Amazon Bedrock Knowledge Bases: managed RAG
The RAG pipeline as a managed service — connect the source and get ingestion and retrieval.
6 min read
Building a RAG pipeline from scratch is instructive — but in production you'll want to delegate the ingestion, chunking, and indexing infrastructure so you can focus on what actually differentiates your product. Amazon Bedrock Knowledge Bases does exactly that: you connect a data source, choose the embedding model and vector store, and AWS handles the rest. In this lesson we'll dissect what the service delivers, where it shines, and where you still need to get your hands dirty.
Flow: data source → Knowledge Base → app / agent
Two consumption paths: direct application call (Retrieve / RetrieveAndGenerate) and use as a tool by a Bedrock Agent.
- Amazon S3 · PDFs, DOCX, HTML, MD
- Confluence / SharePoint · conectores nativos
- Web Crawler · URLs públicas
- Ingestão gerenciada · parse + chunk + embed
- Knowledge Base · configuração central
- Vector Store · OpenSearch / Aurora / etc.
- Retrieve API · retorna chunks + scores
- RetrieveAndGenerate · retrieval + LLM inline
- Bedrock Agent · usa KB como ferramenta
- Seu app / Lambda · consume resposta
What the service delivers — and what it abstracts
Bedrock Knowledge Bases manages four steps that in lesson 04 you assembled manually: document parsing, chunking, embedding generation, and upsert into the vector store. You trigger a sync job (via console, SDK, or EventBridge) and the service processes new or modified files in S3 — or in other connected sources.
For parsing, the service uses Amazon Bedrock Data Automation (BDA) or native parsers. BDA can extract text from PDFs with tables and images using multimodal models — useful when your documents aren't clean text. For simple files (Markdown, HTML, plain text), the default parser is sufficient and cheaper.
Embeddings are generated by models available in Bedrock: Amazon Titan Embeddings, Cohere Embed, and others. You choose the model once in the KB configuration — and you can't change it later without reindexing everything. This is an architecture decision, not an operational one: choose carefully considering vector dimension, cost per token, and multilingual support (relevant for Portuguese content).

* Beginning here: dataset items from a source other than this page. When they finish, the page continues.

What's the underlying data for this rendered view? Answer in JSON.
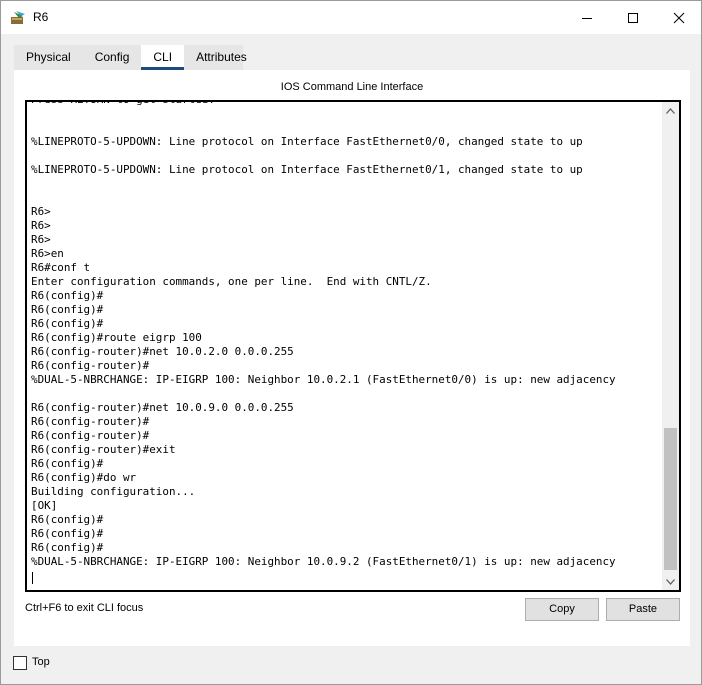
{
  "window": {
    "title": "R6",
    "controls": {
      "minimize": "minimize-icon",
      "maximize": "maximize-icon",
      "close": "close-icon"
    }
  },
  "tabs": [
    {
      "label": "Physical",
      "active": false
    },
    {
      "label": "Config",
      "active": false
    },
    {
      "label": "CLI",
      "active": true
    },
    {
      "label": "Attributes",
      "active": false
    }
  ],
  "panel": {
    "title": "IOS Command Line Interface",
    "console_text": "Press RETURN to get started!\n\n\n%LINEPROTO-5-UPDOWN: Line protocol on Interface FastEthernet0/0, changed state to up\n\n%LINEPROTO-5-UPDOWN: Line protocol on Interface FastEthernet0/1, changed state to up\n\n\nR6>\nR6>\nR6>\nR6>en\nR6#conf t\nEnter configuration commands, one per line.  End with CNTL/Z.\nR6(config)#\nR6(config)#\nR6(config)#\nR6(config)#route eigrp 100\nR6(config-router)#net 10.0.2.0 0.0.0.255\nR6(config-router)#\n%DUAL-5-NBRCHANGE: IP-EIGRP 100: Neighbor 10.0.2.1 (FastEthernet0/0) is up: new adjacency\n\nR6(config-router)#net 10.0.9.0 0.0.0.255\nR6(config-router)#\nR6(config-router)#\nR6(config-router)#exit\nR6(config)#\nR6(config)#do wr\nBuilding configuration...\n[OK]\nR6(config)#\nR6(config)#\nR6(config)#\n%DUAL-5-NBRCHANGE: IP-EIGRP 100: Neighbor 10.0.9.2 (FastEthernet0/1) is up: new adjacency"
  },
  "footer": {
    "hint": "Ctrl+F6 to exit CLI focus",
    "copy_label": "Copy",
    "paste_label": "Paste"
  },
  "bottom": {
    "top_label": "Top",
    "top_checked": false
  },
  "colors": {
    "active_tab_underline": "#1c4c7c",
    "background": "#f0f0f0",
    "panel": "#ffffff"
  }
}
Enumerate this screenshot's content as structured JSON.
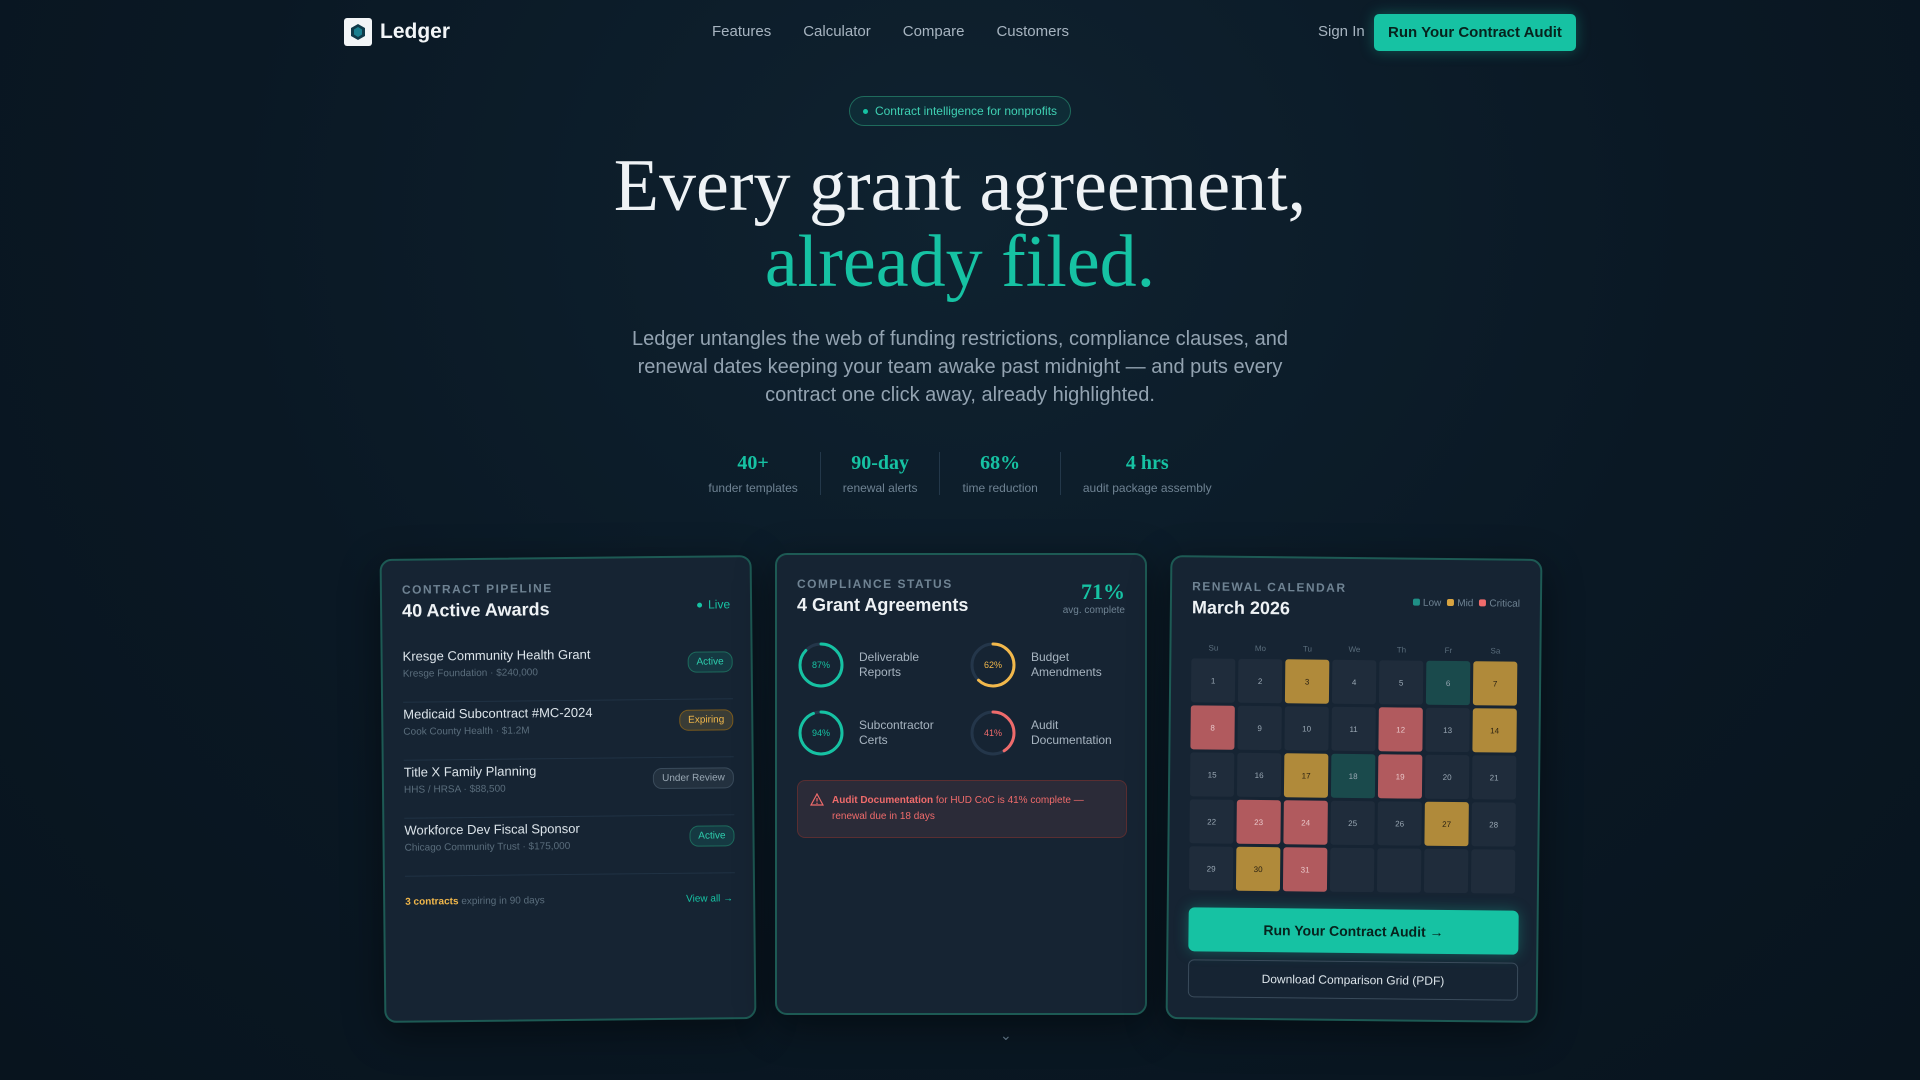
{
  "nav": {
    "brand": "Ledger",
    "links": [
      "Features",
      "Calculator",
      "Compare",
      "Customers"
    ],
    "signin": "Sign In",
    "cta": "Run Your Contract Audit"
  },
  "hero": {
    "pill": "Contract intelligence for nonprofits",
    "title_line1": "Every grant agreement,",
    "title_line2": "already filed.",
    "subtitle": "Ledger untangles the web of funding restrictions, compliance clauses, and renewal dates keeping your team awake past midnight — and puts every contract one click away, already highlighted.",
    "stats": [
      {
        "value": "40+",
        "label": "funder templates"
      },
      {
        "value": "90-day",
        "label": "renewal alerts"
      },
      {
        "value": "68%",
        "label": "time reduction"
      },
      {
        "value": "4 hrs",
        "label": "audit package assembly"
      }
    ]
  },
  "pipeline": {
    "title": "CONTRACT PIPELINE",
    "heading": "40 Active Awards",
    "live": "Live",
    "rows": [
      {
        "name": "Kresge Community Health Grant",
        "meta": "Kresge Foundation · $240,000",
        "status": "Active"
      },
      {
        "name": "Medicaid Subcontract #MC-2024",
        "meta": "Cook County Health · $1.2M",
        "status": "Expiring"
      },
      {
        "name": "Title X Family Planning",
        "meta": "HHS / HRSA · $88,500",
        "status": "Under Review"
      },
      {
        "name": "Workforce Dev Fiscal Sponsor",
        "meta": "Chicago Community Trust · $175,000",
        "status": "Active"
      }
    ],
    "footer_count": "3 contracts",
    "footer_text": "expiring in 90 days",
    "view_all": "View all →"
  },
  "compliance": {
    "title": "COMPLIANCE STATUS",
    "heading": "4 Grant Agreements",
    "pct": "71%",
    "pct_label": "avg. complete",
    "items": [
      {
        "value": 87,
        "label_line1": "Deliverable",
        "label_line2": "Reports",
        "color": "#16c2a3"
      },
      {
        "value": 62,
        "label_line1": "Budget",
        "label_line2": "Amendments",
        "color": "#f2b84b"
      },
      {
        "value": 94,
        "label_line1": "Subcontractor",
        "label_line2": "Certs",
        "color": "#16c2a3"
      },
      {
        "value": 41,
        "label_line1": "Audit",
        "label_line2": "Documentation",
        "color": "#ef6b6b"
      }
    ],
    "alert_bold": "Audit Documentation",
    "alert_text": " for HUD CoC is 41% complete — renewal due in 18 days"
  },
  "calendar": {
    "title": "RENEWAL CALENDAR",
    "heading": "March 2026",
    "legend": [
      "Low",
      "Mid",
      "Critical"
    ],
    "legend_colors": [
      "#1f8f86",
      "#d9a441",
      "#ef6b6b"
    ],
    "weekdays": [
      "Su",
      "Mo",
      "Tu",
      "We",
      "Th",
      "Fr",
      "Sa"
    ],
    "days": [
      {
        "d": "1",
        "t": ""
      },
      {
        "d": "2",
        "t": ""
      },
      {
        "d": "3",
        "t": "mid"
      },
      {
        "d": "4",
        "t": ""
      },
      {
        "d": "5",
        "t": ""
      },
      {
        "d": "6",
        "t": "low"
      },
      {
        "d": "7",
        "t": "mid"
      },
      {
        "d": "8",
        "t": "crit"
      },
      {
        "d": "9",
        "t": ""
      },
      {
        "d": "10",
        "t": ""
      },
      {
        "d": "11",
        "t": ""
      },
      {
        "d": "12",
        "t": "crit"
      },
      {
        "d": "13",
        "t": ""
      },
      {
        "d": "14",
        "t": "mid"
      },
      {
        "d": "15",
        "t": ""
      },
      {
        "d": "16",
        "t": ""
      },
      {
        "d": "17",
        "t": "mid"
      },
      {
        "d": "18",
        "t": "low"
      },
      {
        "d": "19",
        "t": "crit"
      },
      {
        "d": "20",
        "t": ""
      },
      {
        "d": "21",
        "t": ""
      },
      {
        "d": "22",
        "t": ""
      },
      {
        "d": "23",
        "t": "crit"
      },
      {
        "d": "24",
        "t": "crit"
      },
      {
        "d": "25",
        "t": ""
      },
      {
        "d": "26",
        "t": ""
      },
      {
        "d": "27",
        "t": "mid"
      },
      {
        "d": "28",
        "t": ""
      },
      {
        "d": "29",
        "t": ""
      },
      {
        "d": "30",
        "t": "mid"
      },
      {
        "d": "31",
        "t": "crit"
      },
      {
        "d": "",
        "t": ""
      },
      {
        "d": "",
        "t": ""
      },
      {
        "d": "",
        "t": ""
      },
      {
        "d": "",
        "t": ""
      }
    ],
    "cta": "Run Your Contract Audit →",
    "pdf": "Download Comparison Grid (PDF)"
  }
}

The result lands in a vector store that you provision — OpenSearch Serverless, Aurora PostgreSQL with pgvector, Redis Enterprise Cloud, MongoDB Atlas, or Pinecone. Lesson 10 covers each option in detail; the point here is that Knowledge Bases is not a vector store — it's the orchestration layer above it.
How the application consumes the Knowledge Base
There are two main APIs and one agentic mode.
Retrieve returns the most relevant chunks with relevance scores and metadata (source, page, section). Use this mode when you want to control generation — assemble the prompt yourself, apply additional reranking (lesson 05), filter by metadata (lesson 06), or generate with a model outside Bedrock. It's the most flexible mode.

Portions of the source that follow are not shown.